The engine of the Ruby was again replaced in 1918, this time a locomotive type 100psi Martin & Co steam engine requisitioned from the PS Lancashire Lass. This engine was removed in June 1922, and replaced with a 1916 Horwoods 2-cylinder non-condensing steam engine built in Adelaide. Her 1916 engine was removed from the vessel following her sale to M Collins (of the Collins brothers) and her relocation to Mildura in 1938.
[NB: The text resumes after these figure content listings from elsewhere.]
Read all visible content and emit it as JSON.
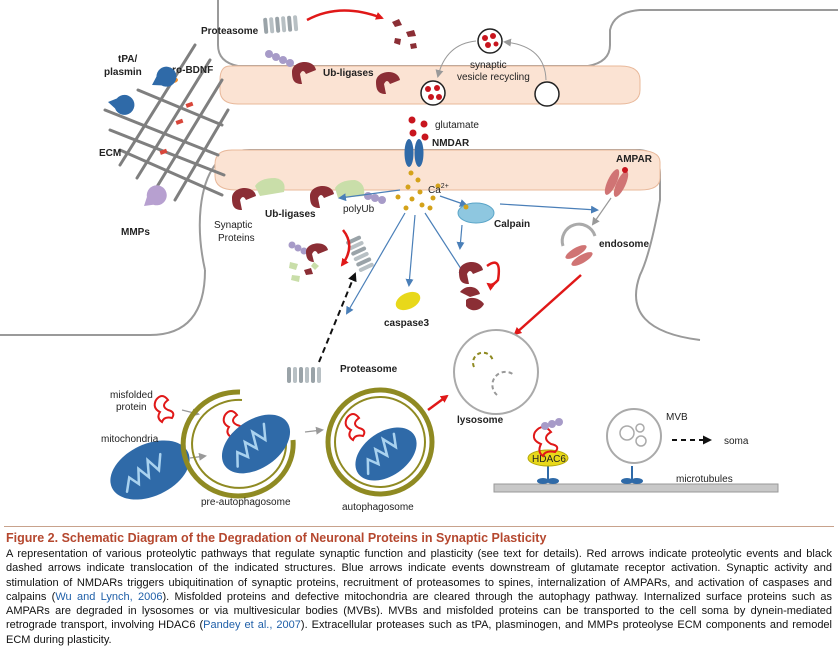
{
  "labels": {
    "proteasome_top": "Proteasome",
    "tpa_plasmin": [
      "tPA/",
      "plasmin"
    ],
    "pro_bdnf": "pro-BDNF",
    "ecm": "ECM",
    "mmps": "MMPs",
    "ub_ligases_top": "Ub-ligases",
    "synaptic_vesicle_recycling": [
      "synaptic",
      "vesicle recycling"
    ],
    "glutamate": "glutamate",
    "nmdar": "NMDAR",
    "ampar": "AMPAR",
    "ca": "Ca",
    "ca_charge": "2+",
    "synaptic_proteins": [
      "Synaptic",
      "Proteins"
    ],
    "ub_ligases_mid": "Ub-ligases",
    "polyub": "polyUb",
    "calpain": "Calpain",
    "endosome": "endosome",
    "caspase3": "caspase3",
    "proteasome_mid": "Proteasome",
    "misfolded_protein": [
      "misfolded",
      "protein"
    ],
    "mitochondria": "mitochondria",
    "pre_autophagosome": "pre-autophagosome",
    "autophagosome": "autophagosome",
    "lysosome": "lysosome",
    "hdac6": "HDAC6",
    "mvb": "MVB",
    "soma": "soma",
    "microtubules": "microtubules"
  },
  "caption": {
    "title": "Figure 2. Schematic Diagram of the Degradation of Neuronal Proteins in Synaptic Plasticity",
    "body_1": "A representation of various proteolytic pathways that regulate synaptic function and plasticity (see text for details). Red arrows indicate proteolytic events and black dashed arrows indicate translocation of the indicated structures. Blue arrows indicate events downstream of glutamate receptor activation. Synaptic activity and stimulation of NMDARs triggers ubiquitination of synaptic proteins, recruitment of proteasomes to spines, internalization of AMPARs, and activation of caspases and calpains (",
    "ref_1": "Wu and Lynch, 2006",
    "body_2": "). Misfolded proteins and defective mitochondria are cleared through the autophagy pathway. Internalized surface proteins such as AMPARs are degraded in lysosomes or via multivesicular bodies (MVBs). MVBs and misfolded proteins can be transported to the cell soma by dynein-mediated retrograde transport, involving HDAC6 (",
    "ref_2": "Pandey et al., 2007",
    "body_3": "). Extracellular proteases such as tPA, plasminogen, and MMPs proteolyse ECM components and remodel ECM during plasticity."
  },
  "colors": {
    "membrane_fill": "#fbe3d3",
    "proteasome": "#9aa3a8",
    "ub_ligase": "#8b2e35",
    "blue_arrow": "#4a7fb8",
    "red_arrow": "#e01818",
    "olive": "#8f8a22",
    "mito": "#2f6aa8",
    "calpain": "#8ec7e0",
    "caspase3": "#e8d81a",
    "title_red": "#b5472e"
  }
}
The Ruby was refitted with a 1926 Robey & Co 20 nominal horsepower portable steam engine and boiler in 2004, following a donation for the Wentworth Shire Council and grants from the NSW Heritage Office. This engine is the same make and size of the original steam engine fitted to the vessel in 1907. The PS Ruby steamed for the first time in over 70 years on 16 May 2007.